教育研究所
No.173変わりつつある学校-その2-(2005年07月25日)
S大学では,本年度より小学校・幼稚園教諭養成課程が開講され,講師として指導に当たっている。
その履修科目の一部が「社会人生涯学習プログラム」を兼ねて土曜日に位置付けられ(第1限 8時50分~第5限 17時50分),大学生とともに現職教員(科目等履修生という)が熱心に受講している。
特に,現職教員はいろいろな事情があるようであるが,その中でN氏の話を紹介する。N氏は現職の都内の中学校教諭である。

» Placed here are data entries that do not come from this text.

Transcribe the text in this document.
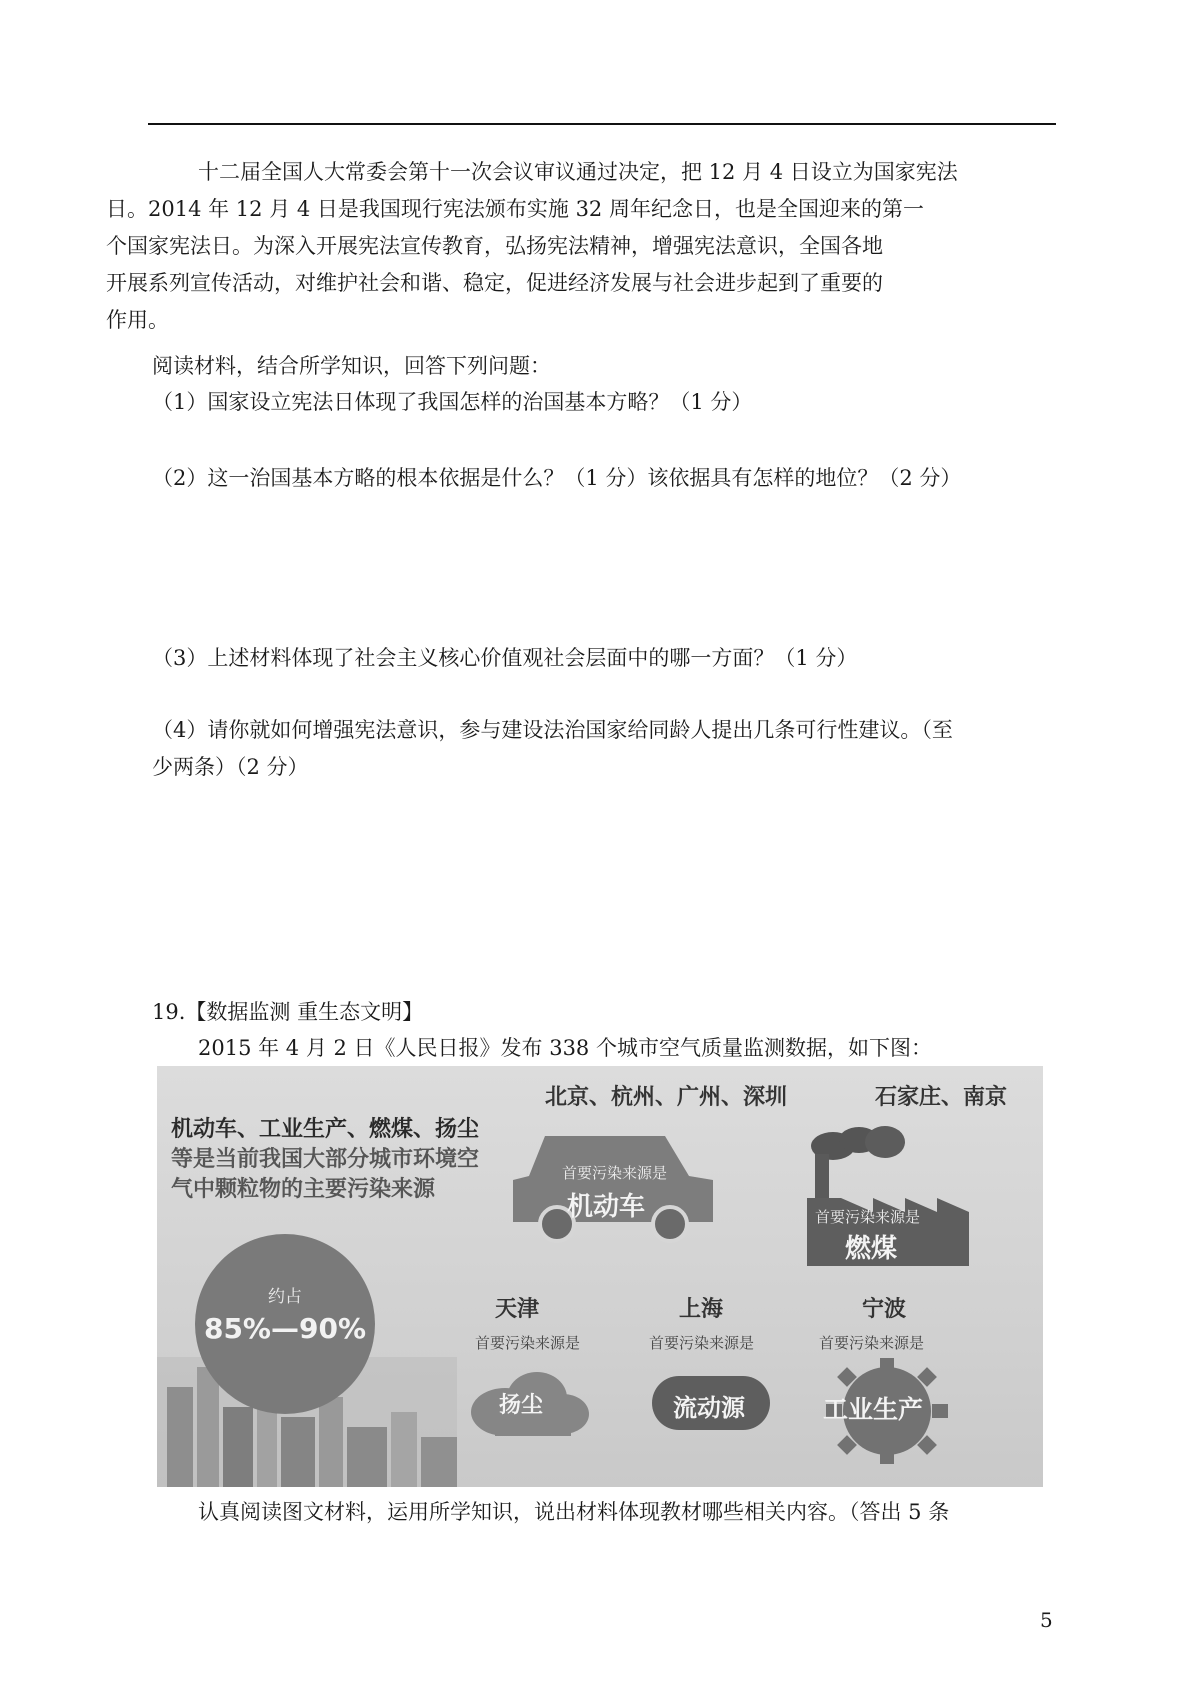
十二届全国人大常委会第十一次会议审议通过决定，把 12 月 4 日设立为国家宪法
日。2014 年 12 月 4 日是我国现行宪法颁布实施 32 周年纪念日，也是全国迎来的第一
个国家宪法日。为深入开展宪法宣传教育，弘扬宪法精神，增强宪法意识，全国各地
开展系列宣传活动，对维护社会和谐、稳定，促进经济发展与社会进步起到了重要的
作用。

阅读材料，结合所学知识，回答下列问题：

（1）国家设立宪法日体现了我国怎样的治国基本方略？（1 分）

（2）这一治国基本方略的根本依据是什么？（1 分）该依据具有怎样的地位？（2 分）

（3）上述材料体现了社会主义核心价值观社会层面中的哪一方面？（1 分）

（4）请你就如何增强宪法意识，参与建设法治国家给同龄人提出几条可行性建议。（至

少两条）（2 分）

19.【数据监测 重生态文明】

2015 年 4 月 2 日《人民日报》发布 338 个城市空气质量监测数据，如下图：

机动车、工业生产、燃煤、扬尘
等是当前我国大部分城市环境空
气中颗粒物的主要污染来源
约占
85%—90%
北京、杭州、广州、深圳	石家庄、南京
首要污染来源是
机动车	首要污染来源是
燃煤
天津	上海	宁波
首要污染来源是	首要污染来源是	首要污染来源是
扬尘	流动源	工业生产

认真阅读图文材料，运用所学知识，说出材料体现教材哪些相关内容。（答出 5 条

5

現場では,小中連携の必要性が叫ばれ,小中連絡協議会や学習指導法の共通理解,教員による授業参観・交流等が計画されているが,学校週5日制の実施も加わり,諸行事等から時間が取れず内容がなかなか深まらないという。
義務教育段階での小中連携の必要性は理解できるが,現状では教育内容の交流までには至らないとのこと。
中学校側としては,小学校の教育課程の内容まではわからないし,小学校側でも中学校の教育課程が理解されていない。
そこで,土曜日の休みを利用して,小学校の教育課程を少しでも理解したく受講しているが,学校行事,体育祭や学校公開等と重なり思うように受講できずに悩んでいるようである。
公立学校でも,中高一貫教育,また,地域によっては小中連携教育が実施され始めているが,それも始動しはじめたばかりである。
教員免許状の上では,小学校・中学校の区別はあるが,小中教員の交流が実施されなければ,その実を上げることはなかなか不可能であろう。
本来は,教育行政上の措置として実施されなければならない問題であるが現状では,未だそのような動きはない。
学校5日制の土曜日を利用して,小学校の教育課程の内容を少しでも理解し,小中の連携に寄与したく自ら進んで受講しているN氏の話から考えさせられた内容であった。
単位履修というねらいもあるのかもしれないが,まず教育課程の内容を知ることにより,小中の連携が開かれていくのであろう。